Consider a Poisson process where the time between occurrences is random from a distribution with density function $f(t)$. Assume that we are at a random point in time $T$, so likely between two occurrences, say $O_1$ and $O_2$. Then my question is
What is the covariance between the length of $[O_1,T]$ and the length of $[T,O_2]$?
Thanks for any help.
Let $\tau$ be distribution of inter-arrival times and let $Z=O_2-O_1=O_2-T+(T-O_1)=Y+X$ where $X,Y|Z\sim Unif(0,Z)$. The probability of $T$ landing in an inter-arrival period of length $t$ is proportional to $tf_{\tau}(t)$, hence $$f_Z(t)=\frac {tf_{\tau}(t)}{\mu_\tau}$$
Then conditioning on $Z$ yields $$E(XY)-E(X)E(Y)=E(X(Z-X))-\frac 1 4 E(Z)^2=\frac 1 6E(Z^2)-\frac 1 4E(Z)^2=\frac 1 {\mu_\tau}(\frac {E(\tau^3) }6-\frac {E(\tau^2)^2}{4\mu_\tau})$$
at the same time $$var(X)=var(Y)=E(\frac 1 {12}Z^2)+var(\frac 1 2 Z)=\frac {E(\tau^3)}{12\mu_\tau}+\frac {E(\tau^3)} {4\mu_\tau}-\frac {E(\tau^2)^2}{4\mu^2_{\tau}}=\frac 1 {\mu_\tau}(\frac {E(\tau^3)}{3}-\frac{E(\tau^2)^2}{4\mu_{\tau}})$$ Hence correlation coefficient is
$$\rho=\frac{2E(\tau^3)E(\tau)-3E(\tau^2)^2}{4E(\tau^3)E(\tau)-3E(\tau^2)^2}=\frac {2\kappa\sigma^3\mu-\mu^4-3\sigma^4}{4\kappa\sigma^3\mu+6\sigma^2\mu^2+\mu^4-3\sigma^4}=\frac{2\kappa c_v-c_v^4-3}{4\kappa c_v+6c_v^2+c_v^4-3}<\frac 1 2$$ To check correctness, plug in $\sigma=0$ to get $\rho=-1$ as expected.

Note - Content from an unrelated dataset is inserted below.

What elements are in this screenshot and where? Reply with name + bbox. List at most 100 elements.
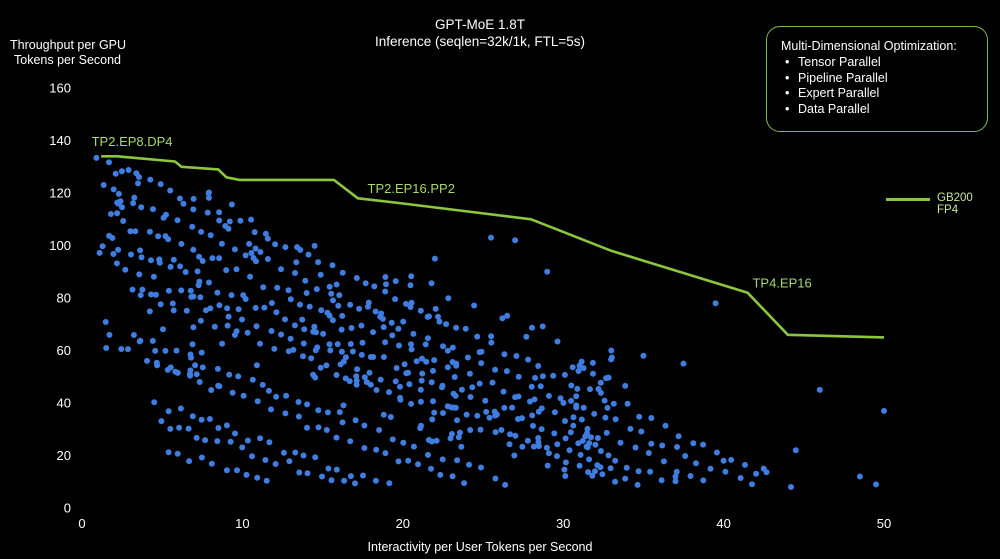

For $\tau$ exponential, $\kappa=2$, $c_v=1$ and $\rho=0$ as expected. We also see that by making $\kappa$ large we can approach $\rho = \frac 1 2$, but for $\kappa=0$, $\rho<0$ - as expected.
Since $\rho\ge -1$, we also get probabilistic proof that $$E(\tau^2)^2\le E(\tau^3)E(\tau)$$ for non-negative $\tau$.